Optimaler Anpaarungswert
Bei der Exterieuruntersuchung setzt die RBW, wie bisher, auf das geschulte Auge des Außendienstteams. Auch im CowShip-System werden die Tiere für ihre ganz individuell wichtigsten Merkmale linear beschrieben. Unter Berücksichtigung eines 30-prozentigen Pedigreeeinflusses fließt diese Bewertung in den Komplex der Produktions- und Exterieuranalyse ein. Hat ein Anpaarungsbulle alle Hürden hinsichtlich der Selektionsmerkmale und der Inzucht- und Erbkrankheitenanalyse genommen, wird nun in diesem Komplex der „Optimale Anpaarungswert” (OAW) ermittelt und somit festgelegt, welcher Bulle der optimale Partner für jede einzelne Kuh ist.
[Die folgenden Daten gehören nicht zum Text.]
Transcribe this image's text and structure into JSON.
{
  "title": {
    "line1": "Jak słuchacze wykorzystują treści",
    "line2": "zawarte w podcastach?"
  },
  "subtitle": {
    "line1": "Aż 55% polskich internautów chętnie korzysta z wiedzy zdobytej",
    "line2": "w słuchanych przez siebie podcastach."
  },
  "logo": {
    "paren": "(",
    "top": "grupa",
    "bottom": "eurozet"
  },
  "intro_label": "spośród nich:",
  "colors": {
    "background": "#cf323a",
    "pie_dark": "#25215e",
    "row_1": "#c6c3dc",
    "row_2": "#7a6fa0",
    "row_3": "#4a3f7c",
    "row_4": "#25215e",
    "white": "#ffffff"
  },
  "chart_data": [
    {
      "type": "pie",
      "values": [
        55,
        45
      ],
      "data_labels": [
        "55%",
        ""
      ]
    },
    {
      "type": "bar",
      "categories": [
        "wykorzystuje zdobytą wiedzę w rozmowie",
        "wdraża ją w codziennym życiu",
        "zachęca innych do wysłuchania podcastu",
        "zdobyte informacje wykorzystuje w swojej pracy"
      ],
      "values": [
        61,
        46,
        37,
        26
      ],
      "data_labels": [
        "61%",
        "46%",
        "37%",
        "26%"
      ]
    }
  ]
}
Für jede Kuh erfolgt nun eine Rangierung der Bullen, bevor in der abschließenden Restriktionsanalyse ganz nach betriebsindividuellen Wünschen die Verteilung der Bullen vorgenommen wird. So können Spermarestbestände und geplante Spermaeinkäufe optimal berücksichtigt werden.  Neu ist, dass solche Restportionen gezielt in erster und zweiter Wahl verarbeitet werden, um die Spermabestandsverwaltung möglichst einfach und effektiv für die  Kunden zu gestalten.
Abschließender Ergebnisbericht
Der abschließende Ergebnisbericht beruht wiederum auf den Erfahrungen der letzten  Jahre. Auf der Titelseite werden alle Daten zum Betrieb aufgeführt, selbstverständlich auch mit allen zuständigen Ansprechpartnern bei der RBW. In der Anpaarungsübersicht werden alle Tiere der Herde mit ihren drei Anpaarungsempfehlungen dargestellt, gefolgt von der Spermaübersicht, die die Verteilung der angepaarten Bullen berücksichtigt. Neu für die Rassen Fleckvieh und Braunvieh ist das abschließende Herdenprofil. Hier kann der Landwirt  übersichtlich dargestellt erkennen, wo seine Herde zum aktuellen Zeitpunkt steht und wo der Weg beim Einsatz der Bullen der ersten Wahl rein rechnerisch hinführt.